The Minister of Land Management, Water and Sanitation Services, Kefentse Mzwinila, disclosed this to journalists in a presser in Palapye recently where he also outlined a disbursement plan spanning the next two financial years.
He said the decisive step signifies a crucial juncture for Botswana as it reclaims a tract of land from the British-registered Tati Company, which has been a focal point in the struggle between the government’s development objectives and the immediate needs of Batswana for housing, farming and grazing land in the North East District.
Minister Mzwinila noted that after 153 years under colonial rule, the Botswana Government has finally concluded acquisition of the last piece of land owned by the company, demonstrating a strong commitment to addressing the historical complexities associated with colonial land ownership.

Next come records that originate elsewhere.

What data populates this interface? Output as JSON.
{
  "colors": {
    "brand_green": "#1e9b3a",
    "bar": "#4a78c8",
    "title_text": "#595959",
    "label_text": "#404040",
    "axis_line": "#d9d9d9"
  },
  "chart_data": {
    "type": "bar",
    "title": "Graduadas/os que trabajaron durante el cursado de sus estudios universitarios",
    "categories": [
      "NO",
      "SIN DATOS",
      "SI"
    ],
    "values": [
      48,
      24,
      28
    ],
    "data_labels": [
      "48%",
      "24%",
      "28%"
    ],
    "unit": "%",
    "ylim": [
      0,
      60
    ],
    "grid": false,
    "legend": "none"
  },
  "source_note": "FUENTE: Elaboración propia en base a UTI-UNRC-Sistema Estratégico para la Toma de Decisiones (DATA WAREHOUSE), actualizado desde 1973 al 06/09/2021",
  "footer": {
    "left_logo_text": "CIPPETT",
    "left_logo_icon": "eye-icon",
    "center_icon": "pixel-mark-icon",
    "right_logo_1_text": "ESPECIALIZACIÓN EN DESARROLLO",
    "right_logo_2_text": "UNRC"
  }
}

Tracing its roots back to 1870 when Cecil Rhodes assumed control of the land, the Tati Company evolved into the largest private landowner in the region, exerting influence over a vast territory with both historical and economic significance.
Valued at over P1.4 billion, this substantial acquisition marks the dismantling of Botswana’s largest private landowner.

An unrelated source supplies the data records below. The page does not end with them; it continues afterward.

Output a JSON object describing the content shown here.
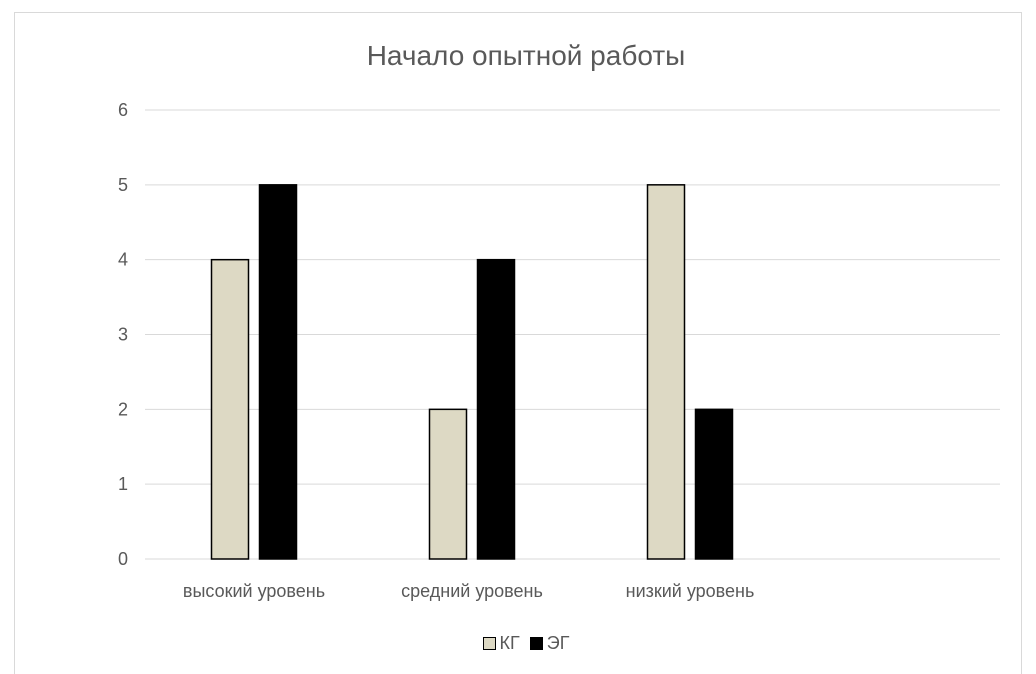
{
  "chart_data": {
    "type": "bar",
    "title": "Начало опытной работы",
    "categories": [
      "высокий уровень",
      "средний уровень",
      "низкий уровень"
    ],
    "series": [
      {
        "name": "КГ",
        "values": [
          4,
          2,
          5
        ],
        "color": "#ddd9c4"
      },
      {
        "name": "ЭГ",
        "values": [
          5,
          4,
          2
        ],
        "color": "#000000"
      }
    ],
    "ylim": [
      0,
      6
    ],
    "yticks": [
      "0",
      "1",
      "2",
      "3",
      "4",
      "5",
      "6"
    ],
    "grid": true,
    "legend_position": "bottom",
    "xlabel": "",
    "ylabel": ""
  }
}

As Minister Mzwinila said, the government’s strategic move signals a shift in priorities, emphasising the delicate balance between preserving history and meeting current needs for housing, farming and grazing land.
The return of these 45,000 hectares to Batswana underscores a broader commitment to promoting socio-economic development.
To benefit local communities
Beyond land acquisition, the government envisions responsible resource management to benefit local communities, presenting a unique opportunity for implementing sustainable practices, supporting agriculture, housing development, and community-driven projects.
As Botswana navigates the path between honouring its history and shaping a progressive future, the acquisition of Tati Company’s last remaining land holds profound implications.
Dismantling colonial-era imbalances
It stands as a testament to the government’s dedication to addressing the needs of its people while dismantling remnants of colonial-era imbalances.
The government’s substantial investment in acquiring Tati Company’s land exemplifies a commitment to shaping a future that is not only economically prosperous but also grounded in the principles of equity and historical justice.